Pese a que la incertidumbre por la amenaza arancelaria cobró un nuevo impulso en julio, a las puertas del acuerdo comercial que entre Estados Unidos y la Unión Europea que fijará aranceles del 15%, el sector privado español encadenó en julio su vigésimo mes consecutivo de crecimiento. Con ello, España encabeza la lista de economías europeas analizadas por S&P Global y el Hamburg Commercial Bank (HCOB). El Índice PMI Compuesto español —un indicador avanzado que pondera los índices de producción manufacturera y de actividad comercial— escaló desde los 52,1 puntos registrados en junio hasta situarse en 54,7, muy por encima del umbral que divide la zona de expansión (por encima de 50) de la de contracción (por debajo).

A la luz de los resultados, el economista júnior del HCOB Jonas Feldhusen, señala que, tras el sólido avance del PIB español en el segundo trimestre (0,7%), los datos “refuerzan las expectativas de que la trayectoria actual de crecimiento podría persistir en los próximos trimestres”. Y añade en su análisis de los datos publicados este martes que “el sector servicios español, en particular, está experimentando un notable repunte de la actividad y los nuevos pedidos”.

Aunque el conjunto del sector privado de la zona euro se expandió al inicio de la segunda mitad del año, su evolución se mantuvo moderada y fue inferior al promedio de la serie, ya que el estancamiento de la demanda lastró la producción.

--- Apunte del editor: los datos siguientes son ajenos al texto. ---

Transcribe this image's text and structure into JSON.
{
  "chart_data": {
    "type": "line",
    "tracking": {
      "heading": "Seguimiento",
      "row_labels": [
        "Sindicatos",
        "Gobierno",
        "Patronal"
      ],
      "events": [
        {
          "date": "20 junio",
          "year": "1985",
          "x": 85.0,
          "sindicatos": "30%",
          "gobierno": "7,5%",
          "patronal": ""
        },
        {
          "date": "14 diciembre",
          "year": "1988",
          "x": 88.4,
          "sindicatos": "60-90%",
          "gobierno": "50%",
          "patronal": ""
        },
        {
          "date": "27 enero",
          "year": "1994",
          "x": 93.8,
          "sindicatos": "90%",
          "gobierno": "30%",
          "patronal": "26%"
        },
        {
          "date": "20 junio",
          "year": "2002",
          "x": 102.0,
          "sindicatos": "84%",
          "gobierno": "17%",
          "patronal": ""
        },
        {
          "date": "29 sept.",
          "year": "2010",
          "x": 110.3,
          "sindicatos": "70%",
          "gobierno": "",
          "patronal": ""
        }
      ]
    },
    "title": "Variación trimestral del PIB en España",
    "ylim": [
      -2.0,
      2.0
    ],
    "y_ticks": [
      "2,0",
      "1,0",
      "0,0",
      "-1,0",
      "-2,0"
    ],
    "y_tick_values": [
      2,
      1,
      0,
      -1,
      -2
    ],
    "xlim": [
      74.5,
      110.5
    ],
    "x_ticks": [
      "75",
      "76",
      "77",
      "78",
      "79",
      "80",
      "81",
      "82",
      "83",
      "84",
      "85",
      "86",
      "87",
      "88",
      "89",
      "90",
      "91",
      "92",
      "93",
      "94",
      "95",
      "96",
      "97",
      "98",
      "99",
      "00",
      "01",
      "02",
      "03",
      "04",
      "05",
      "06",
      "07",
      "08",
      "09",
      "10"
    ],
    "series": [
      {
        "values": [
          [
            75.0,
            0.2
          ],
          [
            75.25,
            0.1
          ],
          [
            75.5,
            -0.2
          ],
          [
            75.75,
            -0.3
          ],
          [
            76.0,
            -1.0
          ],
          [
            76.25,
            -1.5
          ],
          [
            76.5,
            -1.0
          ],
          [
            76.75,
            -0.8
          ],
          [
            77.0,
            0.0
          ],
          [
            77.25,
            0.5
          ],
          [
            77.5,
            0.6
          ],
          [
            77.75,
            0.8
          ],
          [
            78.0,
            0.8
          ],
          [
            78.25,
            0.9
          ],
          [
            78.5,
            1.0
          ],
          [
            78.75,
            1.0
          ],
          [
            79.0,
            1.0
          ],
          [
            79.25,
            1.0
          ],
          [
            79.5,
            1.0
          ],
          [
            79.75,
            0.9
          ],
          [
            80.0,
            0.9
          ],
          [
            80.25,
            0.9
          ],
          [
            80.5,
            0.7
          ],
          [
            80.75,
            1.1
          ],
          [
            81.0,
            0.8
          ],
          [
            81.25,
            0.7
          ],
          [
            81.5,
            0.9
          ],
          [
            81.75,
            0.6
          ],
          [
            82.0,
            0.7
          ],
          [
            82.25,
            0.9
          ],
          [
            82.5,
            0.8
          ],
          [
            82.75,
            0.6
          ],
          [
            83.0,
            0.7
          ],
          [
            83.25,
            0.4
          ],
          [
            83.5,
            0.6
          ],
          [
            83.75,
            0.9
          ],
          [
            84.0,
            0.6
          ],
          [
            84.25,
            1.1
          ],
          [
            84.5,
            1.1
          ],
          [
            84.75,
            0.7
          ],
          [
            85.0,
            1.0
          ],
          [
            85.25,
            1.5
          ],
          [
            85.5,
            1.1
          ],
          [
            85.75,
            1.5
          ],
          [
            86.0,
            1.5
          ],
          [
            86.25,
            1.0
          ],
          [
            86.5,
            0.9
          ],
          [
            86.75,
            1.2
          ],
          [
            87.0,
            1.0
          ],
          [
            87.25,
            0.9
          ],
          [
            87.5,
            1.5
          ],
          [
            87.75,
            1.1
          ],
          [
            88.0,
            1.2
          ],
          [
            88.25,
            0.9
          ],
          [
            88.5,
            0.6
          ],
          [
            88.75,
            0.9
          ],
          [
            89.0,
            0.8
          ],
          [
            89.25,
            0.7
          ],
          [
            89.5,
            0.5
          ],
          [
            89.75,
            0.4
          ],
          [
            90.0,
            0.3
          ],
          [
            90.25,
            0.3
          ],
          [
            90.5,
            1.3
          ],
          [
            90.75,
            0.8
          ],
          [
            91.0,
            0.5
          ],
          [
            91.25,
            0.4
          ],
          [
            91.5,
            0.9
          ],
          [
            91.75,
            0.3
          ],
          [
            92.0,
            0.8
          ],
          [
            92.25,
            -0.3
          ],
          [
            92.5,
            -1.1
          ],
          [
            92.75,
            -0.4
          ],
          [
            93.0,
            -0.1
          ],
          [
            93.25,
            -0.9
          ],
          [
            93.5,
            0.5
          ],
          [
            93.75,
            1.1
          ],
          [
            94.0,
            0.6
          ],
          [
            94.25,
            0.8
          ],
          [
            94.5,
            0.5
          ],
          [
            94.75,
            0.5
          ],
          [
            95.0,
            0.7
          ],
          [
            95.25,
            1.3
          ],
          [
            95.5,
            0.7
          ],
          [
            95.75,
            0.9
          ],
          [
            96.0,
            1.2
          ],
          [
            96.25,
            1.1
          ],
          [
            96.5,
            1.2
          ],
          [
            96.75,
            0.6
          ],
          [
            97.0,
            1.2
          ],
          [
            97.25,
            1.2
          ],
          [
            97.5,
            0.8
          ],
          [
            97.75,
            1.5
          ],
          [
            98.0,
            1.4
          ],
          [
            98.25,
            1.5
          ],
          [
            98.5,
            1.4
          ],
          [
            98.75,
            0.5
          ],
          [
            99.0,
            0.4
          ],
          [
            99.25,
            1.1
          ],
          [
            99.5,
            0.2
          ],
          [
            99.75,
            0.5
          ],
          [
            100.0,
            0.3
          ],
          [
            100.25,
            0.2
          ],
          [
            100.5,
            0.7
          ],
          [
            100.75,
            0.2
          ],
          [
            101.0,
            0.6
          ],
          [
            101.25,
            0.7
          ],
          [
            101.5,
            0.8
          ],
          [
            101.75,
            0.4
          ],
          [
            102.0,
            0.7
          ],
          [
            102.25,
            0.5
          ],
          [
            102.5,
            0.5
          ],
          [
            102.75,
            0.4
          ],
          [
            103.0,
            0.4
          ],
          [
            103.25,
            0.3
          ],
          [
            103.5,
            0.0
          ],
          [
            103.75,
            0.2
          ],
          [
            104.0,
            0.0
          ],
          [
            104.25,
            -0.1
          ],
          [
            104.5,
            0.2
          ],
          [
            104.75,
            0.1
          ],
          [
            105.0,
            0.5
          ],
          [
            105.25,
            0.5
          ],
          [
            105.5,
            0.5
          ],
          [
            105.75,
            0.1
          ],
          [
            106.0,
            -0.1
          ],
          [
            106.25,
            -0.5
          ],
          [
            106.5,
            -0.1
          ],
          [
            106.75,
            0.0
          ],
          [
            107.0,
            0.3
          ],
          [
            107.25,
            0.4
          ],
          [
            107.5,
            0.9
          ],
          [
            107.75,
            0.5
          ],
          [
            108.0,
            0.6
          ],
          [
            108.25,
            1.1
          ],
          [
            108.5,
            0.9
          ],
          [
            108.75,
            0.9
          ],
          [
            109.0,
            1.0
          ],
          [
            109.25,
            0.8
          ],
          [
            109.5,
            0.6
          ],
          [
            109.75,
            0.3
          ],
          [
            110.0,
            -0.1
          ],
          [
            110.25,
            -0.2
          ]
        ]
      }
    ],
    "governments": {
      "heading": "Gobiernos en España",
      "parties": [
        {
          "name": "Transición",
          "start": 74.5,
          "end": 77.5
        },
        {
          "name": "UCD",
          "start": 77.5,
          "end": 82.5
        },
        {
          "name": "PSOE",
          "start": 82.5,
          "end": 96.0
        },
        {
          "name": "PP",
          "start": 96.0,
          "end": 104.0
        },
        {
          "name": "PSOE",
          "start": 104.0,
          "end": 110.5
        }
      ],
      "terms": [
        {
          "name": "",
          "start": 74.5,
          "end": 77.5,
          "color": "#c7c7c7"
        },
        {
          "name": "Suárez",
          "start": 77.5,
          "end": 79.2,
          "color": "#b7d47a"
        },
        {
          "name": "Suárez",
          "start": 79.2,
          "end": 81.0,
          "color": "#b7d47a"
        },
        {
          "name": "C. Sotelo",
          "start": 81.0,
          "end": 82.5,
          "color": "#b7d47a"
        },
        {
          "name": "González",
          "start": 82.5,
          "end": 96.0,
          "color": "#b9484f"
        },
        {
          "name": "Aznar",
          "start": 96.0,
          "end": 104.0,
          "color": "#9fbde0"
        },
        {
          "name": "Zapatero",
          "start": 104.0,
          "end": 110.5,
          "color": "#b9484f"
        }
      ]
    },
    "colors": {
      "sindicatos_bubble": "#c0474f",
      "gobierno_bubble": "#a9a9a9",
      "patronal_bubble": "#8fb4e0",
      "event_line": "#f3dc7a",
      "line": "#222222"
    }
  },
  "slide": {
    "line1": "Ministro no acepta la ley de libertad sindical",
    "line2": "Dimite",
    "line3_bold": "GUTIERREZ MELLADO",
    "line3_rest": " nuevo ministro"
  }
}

En concreto, el PMI Compuesto de la zona de la moneda común, se situó en 50.9 puntos, con una subida intermensual de tres décimas. Las ventas de exportación siguieron representando un lastre para las empresas europeas, prolongando la racha de deterioro de la demanda de clientes internacionales a cuarenta y un meses. En lo que respecta al empleo, las empresas del bloque también reportaron incrementos limitados, aunque la última dotación de personal supuso el mayor avance del empleo en poco más de un año.